Thanks for being my friend :)

18 comments:

Bethany G said...

Praying hard for you! He has a plan!

karajean said...

Pray for you? You didn't even have to ask. Of course I will! You and Clint will get through this, and you will be (already are!) amazing parents. xoxo

Unknown said...

We've been praying for you! Please please please let me know if there is anything I can do! Seriously, if you need stuff done around your place and Clint is gone call me! You know I'm close, and I always love an excuse to step away from editing and stretch my legs (and of course hang out with you :)
No matter how things turn out this will be an incredible, as well as incredible faith building, experience for you and Clint as husband and wife and now as mom and dad.
Sending prayers! <3

Megan said...

Definitely praying for y'all. I can't imagine how scary that must be...but remember that God is in control and is taking care of y'all and that sweet girl!

Unknown said...

You're in my prayers. And things will work out. Maybe not the way you think they will, but the man upstairs will take care of you guys. :)

Lauren Gardner said...

you are so strong girly! Definitely praying for you! Love yoU!

Tisha said...

Prayers and good vibes, all the way from the Philippines!

Unknown said...

Oh Alexis. I can't even imagine how much frustration and anxiety you must be feeling. Pregnancy is such a sacrifice. It is amazing how much we as mothers already know and love our babies in our womb. I will most certainly pray for you and baby girl. As I continue to tell myself, I will also tell you: His plans are so much greater than ours and He can carry you through ANYTHING! I love you!

Chelsea said...

I will definitely pray for you. You are a strong woman, and the Lord knows that. I mean, why else would He give a you a trial like this? You are such a beautiful example to me!

Unknown said...

You are absolutely in our prayers! I'm so sorry hon for all of this you have to go through, but Clint is a great guy and you'll both be ok ;) And your baby girl too, the Lord knows your heart and will help you know His will ;) Hugs!

Emma Frances said...

You and Clint and your sweet baby girl will most definitely be in my prayers. You've got this!! :)

Autumn said...

You, your baby and Clint will be in my prayers.

katilda said...

ahhh! definitely in my prayers! i like your attitude in this part: "I don't know exactly what the statistics are on what happens in what cases and whatnot, but this is the only case that matters to me so I don't really care to know about all the others." i also understand your feelings about blaming yourself for things out of your control...and from one person who does that to another...no bueno! this isn't your fault. i bet if you do some praying you'll be able to realize that more than you do now!

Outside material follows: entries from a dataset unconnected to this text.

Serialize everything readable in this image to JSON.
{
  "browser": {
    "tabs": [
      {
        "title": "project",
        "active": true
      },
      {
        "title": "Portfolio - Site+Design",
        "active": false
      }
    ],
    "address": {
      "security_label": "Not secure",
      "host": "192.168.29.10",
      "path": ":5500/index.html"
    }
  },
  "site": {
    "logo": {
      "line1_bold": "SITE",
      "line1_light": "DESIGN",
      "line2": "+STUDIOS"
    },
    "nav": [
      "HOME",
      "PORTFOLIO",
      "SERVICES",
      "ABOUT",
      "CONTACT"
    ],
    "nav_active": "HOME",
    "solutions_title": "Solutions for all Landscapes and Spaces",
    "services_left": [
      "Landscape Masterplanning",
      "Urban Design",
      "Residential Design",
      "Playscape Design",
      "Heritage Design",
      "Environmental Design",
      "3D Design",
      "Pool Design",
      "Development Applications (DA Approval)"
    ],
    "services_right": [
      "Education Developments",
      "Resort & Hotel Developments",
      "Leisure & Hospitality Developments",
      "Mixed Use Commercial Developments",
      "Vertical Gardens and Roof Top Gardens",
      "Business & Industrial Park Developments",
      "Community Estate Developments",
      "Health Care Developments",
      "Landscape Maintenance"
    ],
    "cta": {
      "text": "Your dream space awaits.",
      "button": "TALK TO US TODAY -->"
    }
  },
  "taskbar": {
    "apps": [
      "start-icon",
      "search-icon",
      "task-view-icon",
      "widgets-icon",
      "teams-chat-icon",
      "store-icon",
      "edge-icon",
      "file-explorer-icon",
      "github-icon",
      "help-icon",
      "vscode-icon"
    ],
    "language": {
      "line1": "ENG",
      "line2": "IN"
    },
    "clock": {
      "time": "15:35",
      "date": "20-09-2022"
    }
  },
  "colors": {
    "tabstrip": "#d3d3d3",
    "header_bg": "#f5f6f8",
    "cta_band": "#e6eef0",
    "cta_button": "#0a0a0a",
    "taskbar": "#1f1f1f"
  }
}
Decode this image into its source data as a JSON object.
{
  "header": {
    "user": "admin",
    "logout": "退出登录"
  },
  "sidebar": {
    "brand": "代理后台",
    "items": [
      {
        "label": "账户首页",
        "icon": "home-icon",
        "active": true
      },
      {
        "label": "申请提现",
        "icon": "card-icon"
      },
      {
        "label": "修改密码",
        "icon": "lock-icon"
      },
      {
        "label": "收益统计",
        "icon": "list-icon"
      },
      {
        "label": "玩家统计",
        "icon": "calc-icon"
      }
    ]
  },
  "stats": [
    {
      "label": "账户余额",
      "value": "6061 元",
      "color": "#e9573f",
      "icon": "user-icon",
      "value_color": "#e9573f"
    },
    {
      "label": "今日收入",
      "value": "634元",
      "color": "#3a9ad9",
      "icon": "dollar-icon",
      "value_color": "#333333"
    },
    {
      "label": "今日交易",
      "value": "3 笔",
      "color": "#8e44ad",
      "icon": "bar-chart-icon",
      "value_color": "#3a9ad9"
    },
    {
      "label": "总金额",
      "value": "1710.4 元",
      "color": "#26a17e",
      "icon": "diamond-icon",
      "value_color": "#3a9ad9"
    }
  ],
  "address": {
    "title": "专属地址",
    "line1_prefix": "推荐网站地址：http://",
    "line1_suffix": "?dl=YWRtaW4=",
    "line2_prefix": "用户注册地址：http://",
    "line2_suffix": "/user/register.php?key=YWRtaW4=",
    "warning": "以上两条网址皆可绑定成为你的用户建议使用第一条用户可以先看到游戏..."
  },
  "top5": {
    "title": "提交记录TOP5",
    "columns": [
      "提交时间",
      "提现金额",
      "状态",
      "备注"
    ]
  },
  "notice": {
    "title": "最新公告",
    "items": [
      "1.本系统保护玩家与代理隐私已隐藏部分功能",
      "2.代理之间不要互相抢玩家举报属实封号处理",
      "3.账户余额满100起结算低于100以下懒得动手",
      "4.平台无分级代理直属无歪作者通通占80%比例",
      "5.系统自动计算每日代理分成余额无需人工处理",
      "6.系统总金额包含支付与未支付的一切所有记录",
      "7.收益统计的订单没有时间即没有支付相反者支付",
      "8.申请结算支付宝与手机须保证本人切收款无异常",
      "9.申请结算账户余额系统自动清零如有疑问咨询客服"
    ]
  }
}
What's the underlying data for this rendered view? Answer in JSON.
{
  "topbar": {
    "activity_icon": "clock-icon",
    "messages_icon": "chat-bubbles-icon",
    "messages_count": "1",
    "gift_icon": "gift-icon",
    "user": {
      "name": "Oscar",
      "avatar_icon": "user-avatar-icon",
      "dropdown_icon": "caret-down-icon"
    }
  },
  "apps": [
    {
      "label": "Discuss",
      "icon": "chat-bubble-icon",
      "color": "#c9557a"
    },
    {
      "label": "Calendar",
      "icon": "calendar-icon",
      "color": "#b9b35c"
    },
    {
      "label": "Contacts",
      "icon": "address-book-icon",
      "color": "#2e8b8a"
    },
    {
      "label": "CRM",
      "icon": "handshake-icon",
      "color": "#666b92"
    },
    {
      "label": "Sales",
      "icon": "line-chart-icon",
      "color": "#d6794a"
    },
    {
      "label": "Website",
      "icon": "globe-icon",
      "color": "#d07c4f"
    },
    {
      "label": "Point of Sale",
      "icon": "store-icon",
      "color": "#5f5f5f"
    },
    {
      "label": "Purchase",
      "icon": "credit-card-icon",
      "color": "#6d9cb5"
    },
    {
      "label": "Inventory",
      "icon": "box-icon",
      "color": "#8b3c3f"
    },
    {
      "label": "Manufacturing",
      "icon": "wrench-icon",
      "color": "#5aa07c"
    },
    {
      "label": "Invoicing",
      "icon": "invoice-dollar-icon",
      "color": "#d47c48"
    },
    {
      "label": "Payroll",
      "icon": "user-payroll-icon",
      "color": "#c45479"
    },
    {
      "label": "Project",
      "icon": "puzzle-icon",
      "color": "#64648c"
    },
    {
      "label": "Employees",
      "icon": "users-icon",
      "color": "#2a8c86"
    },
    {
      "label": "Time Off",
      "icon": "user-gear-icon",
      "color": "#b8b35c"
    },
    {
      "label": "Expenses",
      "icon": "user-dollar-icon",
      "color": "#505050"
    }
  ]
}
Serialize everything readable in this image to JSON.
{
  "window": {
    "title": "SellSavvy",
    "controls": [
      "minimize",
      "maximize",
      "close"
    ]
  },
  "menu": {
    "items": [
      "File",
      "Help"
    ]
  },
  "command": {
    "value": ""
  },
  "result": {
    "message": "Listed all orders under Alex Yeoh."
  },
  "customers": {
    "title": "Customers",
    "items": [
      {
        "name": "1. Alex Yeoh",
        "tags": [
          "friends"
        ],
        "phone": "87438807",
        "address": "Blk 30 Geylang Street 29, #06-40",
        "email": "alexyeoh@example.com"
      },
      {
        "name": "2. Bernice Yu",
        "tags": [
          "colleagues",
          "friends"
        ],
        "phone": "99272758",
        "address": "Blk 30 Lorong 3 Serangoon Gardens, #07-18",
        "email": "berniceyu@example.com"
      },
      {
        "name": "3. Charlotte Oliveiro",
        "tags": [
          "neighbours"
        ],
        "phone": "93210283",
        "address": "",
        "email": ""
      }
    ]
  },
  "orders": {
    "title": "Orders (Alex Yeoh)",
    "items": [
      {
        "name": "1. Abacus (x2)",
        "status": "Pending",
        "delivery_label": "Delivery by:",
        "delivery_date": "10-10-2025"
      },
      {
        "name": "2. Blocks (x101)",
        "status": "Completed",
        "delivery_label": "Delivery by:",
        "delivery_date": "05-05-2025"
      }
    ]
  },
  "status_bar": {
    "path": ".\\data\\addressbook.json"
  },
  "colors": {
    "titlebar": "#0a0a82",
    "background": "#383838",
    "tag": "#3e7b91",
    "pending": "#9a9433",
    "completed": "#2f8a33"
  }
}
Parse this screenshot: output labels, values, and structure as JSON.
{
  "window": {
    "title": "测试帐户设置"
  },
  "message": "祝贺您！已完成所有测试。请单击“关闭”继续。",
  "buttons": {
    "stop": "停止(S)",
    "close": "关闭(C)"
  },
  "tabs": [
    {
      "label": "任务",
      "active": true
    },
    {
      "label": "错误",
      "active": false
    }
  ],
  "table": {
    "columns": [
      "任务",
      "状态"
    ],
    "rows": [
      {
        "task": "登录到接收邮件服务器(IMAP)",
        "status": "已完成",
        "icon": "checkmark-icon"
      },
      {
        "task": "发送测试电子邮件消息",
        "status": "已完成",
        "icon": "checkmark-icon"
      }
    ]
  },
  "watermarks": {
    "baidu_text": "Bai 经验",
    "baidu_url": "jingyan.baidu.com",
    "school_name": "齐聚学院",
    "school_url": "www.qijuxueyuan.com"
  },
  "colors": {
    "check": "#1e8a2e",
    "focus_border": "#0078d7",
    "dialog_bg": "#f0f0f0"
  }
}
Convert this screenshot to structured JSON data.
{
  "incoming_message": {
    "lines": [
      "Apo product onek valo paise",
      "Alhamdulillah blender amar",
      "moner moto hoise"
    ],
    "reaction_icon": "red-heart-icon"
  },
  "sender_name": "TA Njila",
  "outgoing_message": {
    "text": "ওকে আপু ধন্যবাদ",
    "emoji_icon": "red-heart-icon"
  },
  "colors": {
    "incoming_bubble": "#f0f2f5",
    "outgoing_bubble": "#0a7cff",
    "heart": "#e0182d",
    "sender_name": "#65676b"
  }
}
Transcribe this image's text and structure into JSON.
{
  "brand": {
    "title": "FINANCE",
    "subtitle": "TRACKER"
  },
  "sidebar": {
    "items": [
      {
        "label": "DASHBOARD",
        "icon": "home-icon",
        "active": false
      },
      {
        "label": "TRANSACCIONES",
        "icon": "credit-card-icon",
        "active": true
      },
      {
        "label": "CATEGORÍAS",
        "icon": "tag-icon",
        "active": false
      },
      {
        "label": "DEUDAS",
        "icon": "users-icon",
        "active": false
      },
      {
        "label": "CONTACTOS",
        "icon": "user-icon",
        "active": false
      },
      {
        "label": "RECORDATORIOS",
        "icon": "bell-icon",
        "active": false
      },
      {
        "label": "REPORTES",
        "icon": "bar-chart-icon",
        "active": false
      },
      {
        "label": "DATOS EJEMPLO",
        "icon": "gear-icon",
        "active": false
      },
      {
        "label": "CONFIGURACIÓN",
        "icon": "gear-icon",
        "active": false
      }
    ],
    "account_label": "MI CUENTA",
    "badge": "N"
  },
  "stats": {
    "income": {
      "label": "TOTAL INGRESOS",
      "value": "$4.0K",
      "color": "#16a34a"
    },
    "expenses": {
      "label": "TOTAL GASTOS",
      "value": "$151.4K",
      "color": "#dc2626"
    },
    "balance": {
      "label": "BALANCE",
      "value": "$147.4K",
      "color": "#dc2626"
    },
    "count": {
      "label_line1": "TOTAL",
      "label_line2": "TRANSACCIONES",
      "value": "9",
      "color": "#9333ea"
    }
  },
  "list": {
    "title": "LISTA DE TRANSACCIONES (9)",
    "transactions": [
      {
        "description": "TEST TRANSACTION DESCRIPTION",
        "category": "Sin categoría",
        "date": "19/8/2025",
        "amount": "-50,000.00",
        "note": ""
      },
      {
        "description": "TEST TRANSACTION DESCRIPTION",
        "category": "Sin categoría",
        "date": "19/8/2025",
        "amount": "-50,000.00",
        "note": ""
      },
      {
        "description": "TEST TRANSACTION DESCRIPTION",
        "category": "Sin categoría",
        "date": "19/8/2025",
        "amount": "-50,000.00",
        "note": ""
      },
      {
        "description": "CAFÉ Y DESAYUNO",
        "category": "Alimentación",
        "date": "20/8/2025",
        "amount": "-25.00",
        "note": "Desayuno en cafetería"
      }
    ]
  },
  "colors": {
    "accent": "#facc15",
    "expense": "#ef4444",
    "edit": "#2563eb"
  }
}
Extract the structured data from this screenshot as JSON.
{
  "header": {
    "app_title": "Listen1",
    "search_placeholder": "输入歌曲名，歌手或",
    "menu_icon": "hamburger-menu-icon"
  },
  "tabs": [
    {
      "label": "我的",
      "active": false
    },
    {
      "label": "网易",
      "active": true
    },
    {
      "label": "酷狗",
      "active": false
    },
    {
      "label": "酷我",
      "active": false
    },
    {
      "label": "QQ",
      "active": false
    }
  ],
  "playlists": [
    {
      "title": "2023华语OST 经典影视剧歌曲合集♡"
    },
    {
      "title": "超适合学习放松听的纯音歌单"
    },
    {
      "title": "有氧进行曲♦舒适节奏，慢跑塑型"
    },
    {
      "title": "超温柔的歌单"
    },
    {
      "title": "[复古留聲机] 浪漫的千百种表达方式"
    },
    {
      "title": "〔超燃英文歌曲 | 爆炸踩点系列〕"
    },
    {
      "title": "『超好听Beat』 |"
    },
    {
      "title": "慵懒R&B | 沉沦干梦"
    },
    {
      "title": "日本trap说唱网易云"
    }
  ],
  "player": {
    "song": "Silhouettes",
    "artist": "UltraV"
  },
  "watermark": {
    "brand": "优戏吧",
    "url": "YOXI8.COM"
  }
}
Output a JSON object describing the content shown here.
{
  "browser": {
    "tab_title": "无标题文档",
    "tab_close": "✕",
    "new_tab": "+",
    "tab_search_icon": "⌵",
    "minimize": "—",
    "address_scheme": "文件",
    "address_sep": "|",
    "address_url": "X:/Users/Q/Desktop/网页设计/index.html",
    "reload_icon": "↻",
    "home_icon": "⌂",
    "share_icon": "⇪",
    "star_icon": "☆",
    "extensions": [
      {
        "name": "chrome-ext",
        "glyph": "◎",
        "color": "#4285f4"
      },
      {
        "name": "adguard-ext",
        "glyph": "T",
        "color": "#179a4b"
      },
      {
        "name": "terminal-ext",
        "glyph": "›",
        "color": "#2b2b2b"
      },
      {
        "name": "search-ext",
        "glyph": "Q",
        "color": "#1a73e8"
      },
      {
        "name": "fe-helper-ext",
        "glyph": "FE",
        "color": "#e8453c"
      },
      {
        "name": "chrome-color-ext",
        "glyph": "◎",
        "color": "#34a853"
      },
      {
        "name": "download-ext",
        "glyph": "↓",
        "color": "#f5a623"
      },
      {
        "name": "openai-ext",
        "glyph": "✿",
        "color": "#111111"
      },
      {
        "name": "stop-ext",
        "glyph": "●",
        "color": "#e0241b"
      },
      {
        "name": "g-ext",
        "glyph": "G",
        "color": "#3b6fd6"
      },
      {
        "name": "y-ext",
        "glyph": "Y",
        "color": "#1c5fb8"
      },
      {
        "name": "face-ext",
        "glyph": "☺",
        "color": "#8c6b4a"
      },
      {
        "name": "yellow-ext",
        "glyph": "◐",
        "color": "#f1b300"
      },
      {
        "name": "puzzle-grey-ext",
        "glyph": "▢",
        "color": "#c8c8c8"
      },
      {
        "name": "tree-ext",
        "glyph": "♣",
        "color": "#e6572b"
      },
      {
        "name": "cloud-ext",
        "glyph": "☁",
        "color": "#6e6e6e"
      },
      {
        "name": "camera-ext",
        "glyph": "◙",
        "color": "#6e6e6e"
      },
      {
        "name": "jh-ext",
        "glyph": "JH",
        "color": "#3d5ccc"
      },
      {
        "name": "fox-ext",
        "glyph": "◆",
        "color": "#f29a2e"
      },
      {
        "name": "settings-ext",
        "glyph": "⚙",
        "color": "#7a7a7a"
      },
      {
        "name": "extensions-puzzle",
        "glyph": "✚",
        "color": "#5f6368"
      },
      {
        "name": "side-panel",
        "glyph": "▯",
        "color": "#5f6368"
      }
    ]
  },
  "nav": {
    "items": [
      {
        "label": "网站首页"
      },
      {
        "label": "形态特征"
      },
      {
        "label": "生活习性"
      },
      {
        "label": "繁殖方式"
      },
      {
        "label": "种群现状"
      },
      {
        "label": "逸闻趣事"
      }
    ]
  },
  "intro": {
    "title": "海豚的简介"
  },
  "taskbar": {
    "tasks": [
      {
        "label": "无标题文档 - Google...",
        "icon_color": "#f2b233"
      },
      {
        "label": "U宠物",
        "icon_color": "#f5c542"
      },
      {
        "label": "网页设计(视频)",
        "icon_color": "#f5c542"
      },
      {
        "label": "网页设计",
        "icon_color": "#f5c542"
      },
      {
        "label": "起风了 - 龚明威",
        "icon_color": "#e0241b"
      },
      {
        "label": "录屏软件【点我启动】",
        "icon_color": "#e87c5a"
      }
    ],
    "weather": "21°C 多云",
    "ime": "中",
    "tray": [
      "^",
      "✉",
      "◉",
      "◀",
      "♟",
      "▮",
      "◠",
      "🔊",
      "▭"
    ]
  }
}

Britney {Jesses Girl} said...

You are definitely in my prayers!!!

MONICA said...

It does seem like nothing comes easy for you girl. I believe it is because you are someone who can handle it. You do it with a positive attitude as well. Hang in there girl and I will pray for you.

Jessica Ruud said...

Praying hard! Love the blog. I live in Utah!

Kelsey said...

My mom had placenta privia with my sister gabby. If you have questions, you should ask her! Www.barbarawiser.blogspot.com
Praying for you!

Courtney B said...

I will definitely be praying my heart out for you and baby girl. What scary news but I have total faith that everything will workout perfectly! Keep your chin up pretty mama!